= Milovan Krivokapić =

Serbian politician

Milovan Krivokapić (Милован Кривокапић; born 1949) is a politician in Serbia. He has served in the National Assembly of Serbia since 2016 as a member of the Serbian Progressive Party.

==Private career==
Krivokapić is a medical doctor. He is the director of the Public Health Institute in North Mitrovica in the disputed territory recognized in Serbia as Kosovo and Metohija.

==Parliamentarian==
Krivokapić received the eighty-third position on the Progressive Party's Aleksandar Vučić – Serbia Is Winning electoral list for the 2016 election and was elected when the list won a majority victory with 131 out of 250 mandates. He serves on the parliamentary health and family committee and the committee on Kosovo-Metohija, and is a member of the parliamentary friendship groups for Belarus, China, Greece, Kazakhstan, Russia, Slovakia, and Spain.

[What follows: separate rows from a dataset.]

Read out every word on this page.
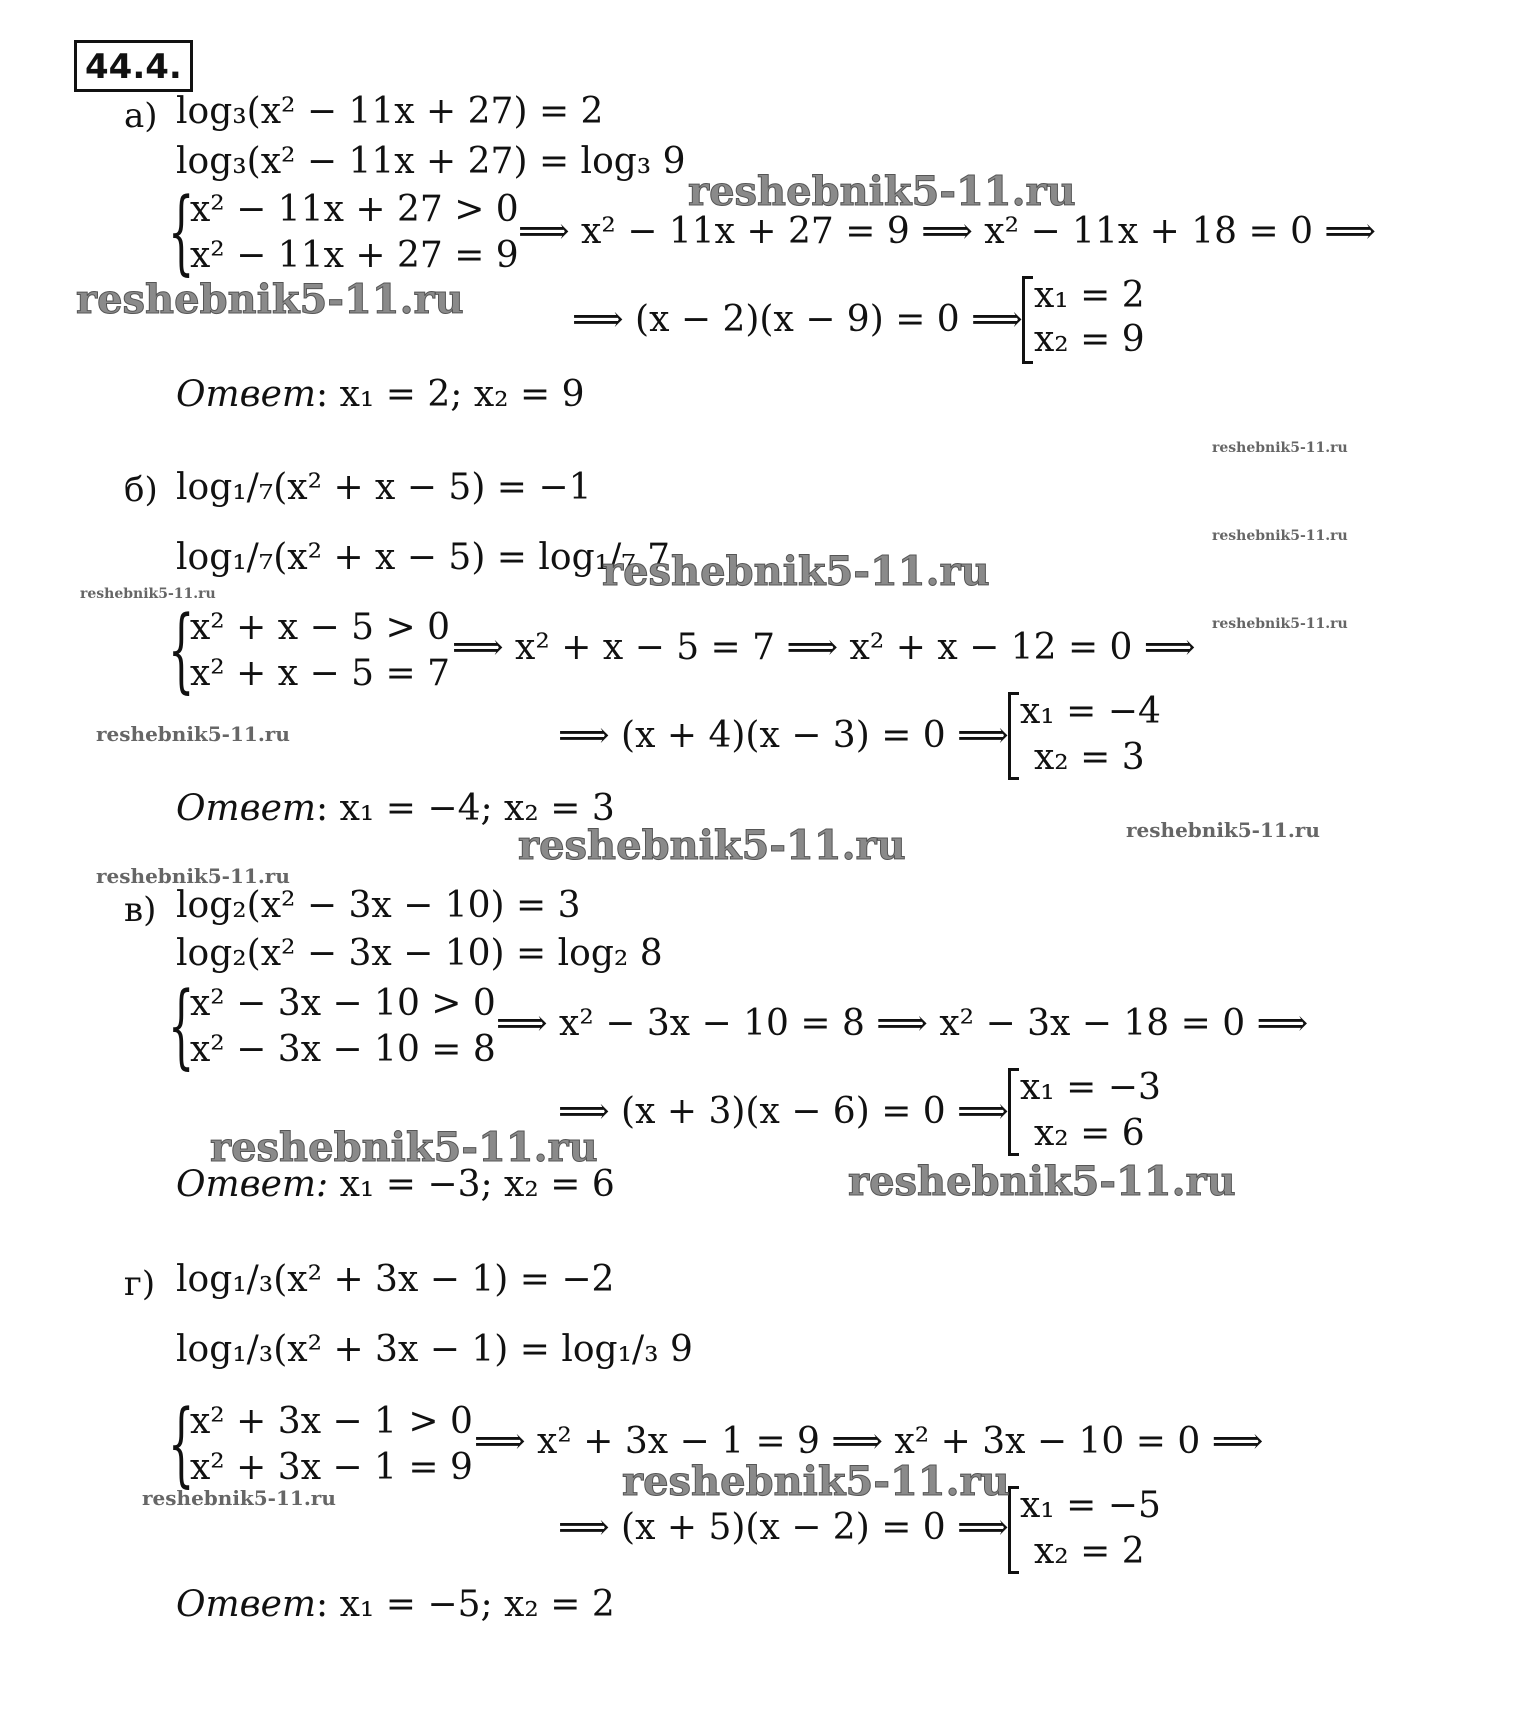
44.4.
а) log₃(x² − 11x + 27) = 2
log₃(x² − 11x + 27) = log₃ 9
{
x² − 11x + 27 > 0
x² − 11x + 27 = 9
⟹ x² − 11x + 27 = 9 ⟹ x² − 11x + 18 = 0 ⟹
⟹ (x − 2)(x − 9) = 0 ⟹
x₁ = 2
x₂ = 9
Ответ: x₁ = 2; x₂ = 9
б) log₁/₇(x² + x − 5) = −1
log₁/₇(x² + x − 5) = log₁/₇ 7
{
x² + x − 5 > 0
x² + x − 5 = 7
⟹ x² + x − 5 = 7 ⟹ x² + x − 12 = 0 ⟹
⟹ (x + 4)(x − 3) = 0 ⟹
x₁ = −4
x₂ = 3
Ответ: x₁ = −4; x₂ = 3
в) log₂(x² − 3x − 10) = 3
log₂(x² − 3x − 10) = log₂ 8
{
x² − 3x − 10 > 0
x² − 3x − 10 = 8
⟹ x² − 3x − 10 = 8 ⟹ x² − 3x − 18 = 0 ⟹
⟹ (x + 3)(x − 6) = 0 ⟹
x₁ = −3
x₂ = 6
Ответ: x₁ = −3; x₂ = 6
г) log₁/₃(x² + 3x − 1) = −2
log₁/₃(x² + 3x − 1) = log₁/₃ 9
{
x² + 3x − 1 > 0
x² + 3x − 1 = 9
⟹ x² + 3x − 1 = 9 ⟹ x² + 3x − 10 = 0 ⟹
⟹ (x + 5)(x − 2) = 0 ⟹
x₁ = −5
x₂ = 2
Ответ: x₁ = −5; x₂ = 2
reshebnik5-11.ru
reshebnik5-11.ru
reshebnik5-11.ru
reshebnik5-11.ru
reshebnik5-11.ru
reshebnik5-11.ru
reshebnik5-11.ru
reshebnik5-11.ru
reshebnik5-11.ru	reshebnik5-11.ru
reshebnik5-11.ru
reshebnik5-11.ru
reshebnik5-11.ru
reshebnik5-11.ru
reshebnik5-11.ru
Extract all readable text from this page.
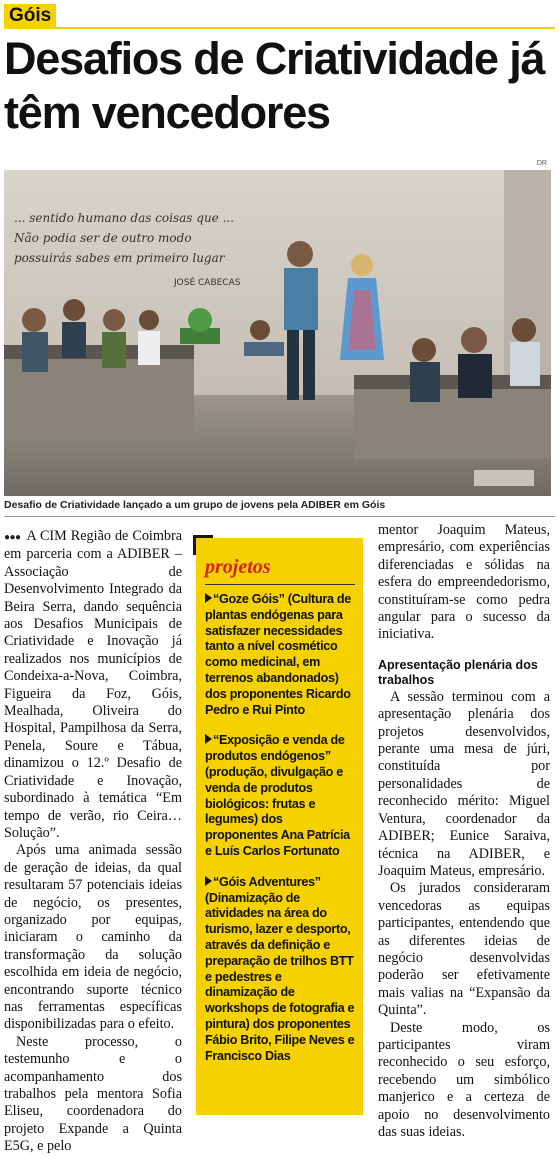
Góis
Desafios de Criatividade já têm vencedores
DR
... sentido humano das coisas que ...
Não podia ser de outro modo
possuirás sabes em primeiro lugar
JOSÉ CABECAS
Desafio de Criatividade lançado a um grupo de jovens pela ADIBER em Góis

●●● A CIM Região de Coimbra em parceria com a ADIBER – Associação de Desenvolvimento Integrado da Beira Serra, dando sequência aos Desafios Municipais de Criatividade e Inovação já realizados nos municípios de Condeixa-a-Nova, Coimbra, Figueira da Foz, Góis, Mealhada, Oliveira do Hospital, Pampilhosa da Serra, Penela, Soure e Tábua, dinamizou o 12.º Desafio de Criatividade e Inovação, subordinado à temática “Em tempo de verão, rio Ceira… Solução”.

Após uma animada sessão de geração de ideias, da qual resultaram 57 potenciais ideias de negócio, os presentes, organizado por equipas, iniciaram o caminho da transformação da solução escolhida em ideia de negócio, encontrando suporte técnico nas ferramentas específicas disponibilizadas para o efeito.

Neste processo, o testemunho e o acompanhamento dos trabalhos pela mentora Sofia Eliseu, coordenadora do projeto Expande a Quinta E5G, e pelo

projetos

“Goze Góis” (Cultura de plantas endógenas para satisfazer necessidades tanto a nível cosmético como medicinal, em terrenos abandonados) dos proponentes Ricardo Pedro e Rui Pinto

“Exposição e venda de produtos endógenos” (produção, divulgação e venda de produtos biológicos: frutas e legumes) dos proponentes Ana Patrícia e Luís Carlos Fortunato

“Góis Adventures” (Dinamização de atividades na área do turismo, lazer e desporto, através da definição e preparação de trilhos BTT e pedestres e dinamização de workshops de fotografia e pintura) dos proponentes Fábio Brito, Filipe Neves e Francisco Dias

mentor Joaquim Mateus, empresário, com experiências diferenciadas e sólidas na esfera do empreendedorismo, constituíram-se como pedra angular para o sucesso da iniciativa.

Apresentação plenária dos trabalhos

A sessão terminou com a apresentação plenária dos projetos desenvolvidos, perante uma mesa de júri, constituída por personalidades de reconhecido mérito: Miguel Ventura, coordenador da ADIBER; Eunice Saraiva, técnica na ADIBER, e Joaquim Mateus, empresário.

Os jurados consideraram vencedoras as equipas participantes, entendendo que as diferentes ideias de negócio desenvolvidas poderão ser efetivamente mais valias na “Expansão da Quinta”.

Deste modo, os participantes viram reconhecido o seu esforço, recebendo um simbólico manjerico e a certeza de apoio no desenvolvimento das suas ideias.
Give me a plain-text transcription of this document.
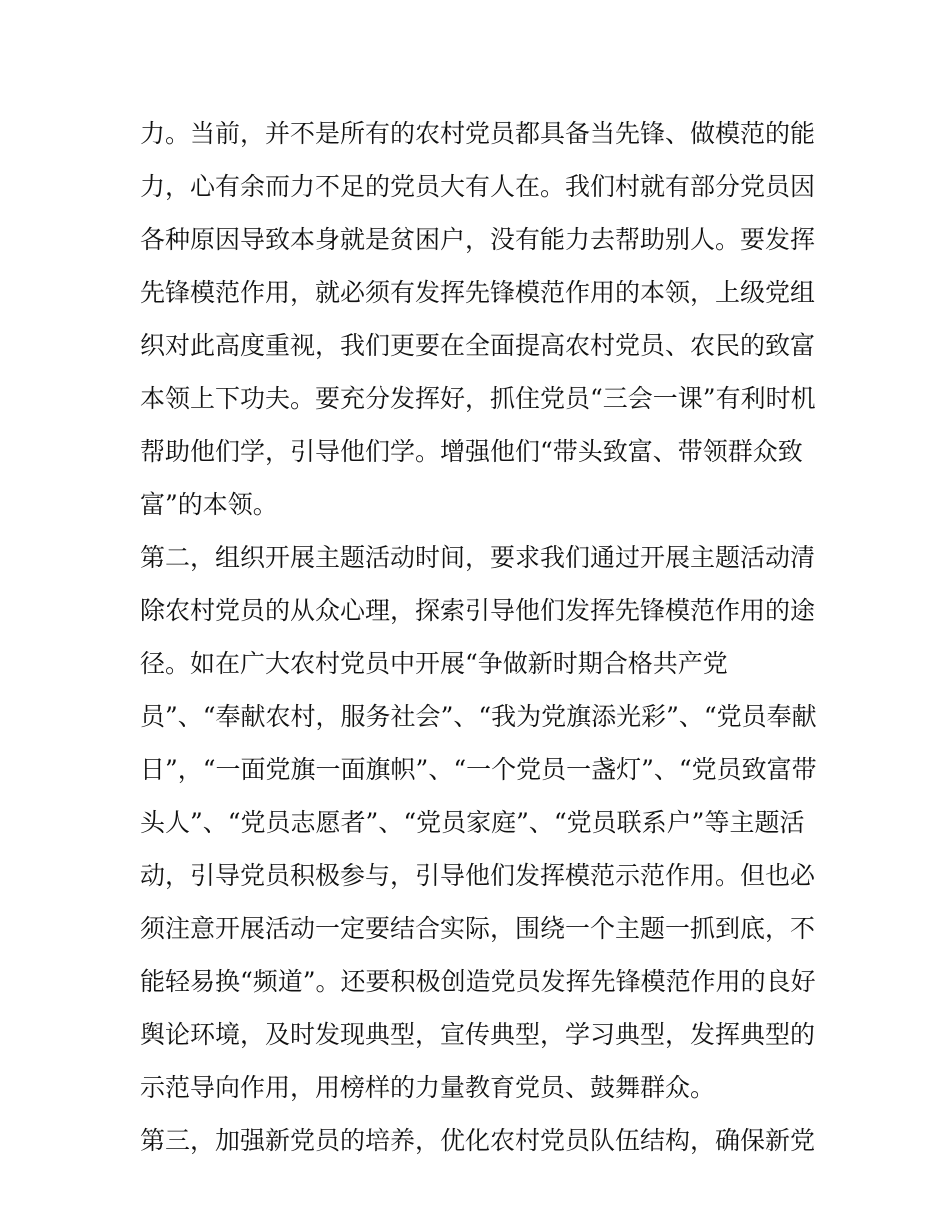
力。当前，并不是所有的农村党员都具备当先锋、做模范的能
力，心有余而力不足的党员大有人在。我们村就有部分党员因
各种原因导致本身就是贫困户，没有能力去帮助别人。要发挥
先锋模范作用，就必须有发挥先锋模范作用的本领，上级党组
织对此高度重视，我们更要在全面提高农村党员、农民的致富
本领上下功夫。要充分发挥好，抓住党员“三会一课”有利时机
帮助他们学，引导他们学。增强他们“带头致富、带领群众致
富”的本领。
第二，组织开展主题活动时间，要求我们通过开展主题活动清
除农村党员的从众心理，探索引导他们发挥先锋模范作用的途
径。如在广大农村党员中开展“争做新时期合格共产党
员”、“奉献农村，服务社会”、“我为党旗添光彩”、“党员奉献
日”，“一面党旗一面旗帜”、“一个党员一盏灯”、“党员致富带
头人”、“党员志愿者”、“党员家庭”、“党员联系户”等主题活
动，引导党员积极参与，引导他们发挥模范示范作用。但也必
须注意开展活动一定要结合实际，围绕一个主题一抓到底，不
能轻易换“频道”。还要积极创造党员发挥先锋模范作用的良好
舆论环境，及时发现典型，宣传典型，学习典型，发挥典型的
示范导向作用，用榜样的力量教育党员、鼓舞群众。
第三，加强新党员的培养，优化农村党员队伍结构，确保新党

He defended the appointment of Danica Marinković to Serbia's Anti-Corruption Agency in December 2016, after she was accused by opposition members of minimizing the suffering of Albanians in the events known as the Račak massacre. Krivokapić described Marinković as "an honest woman with an impressive biography."

==Politics of Kosovo==
Krivokapić was elected to the presidency of the Serb List in Kosovo in July 2017 and is currently seeking election to North Mitrovica's municipal assembly in the 2017 Kosovan local elections.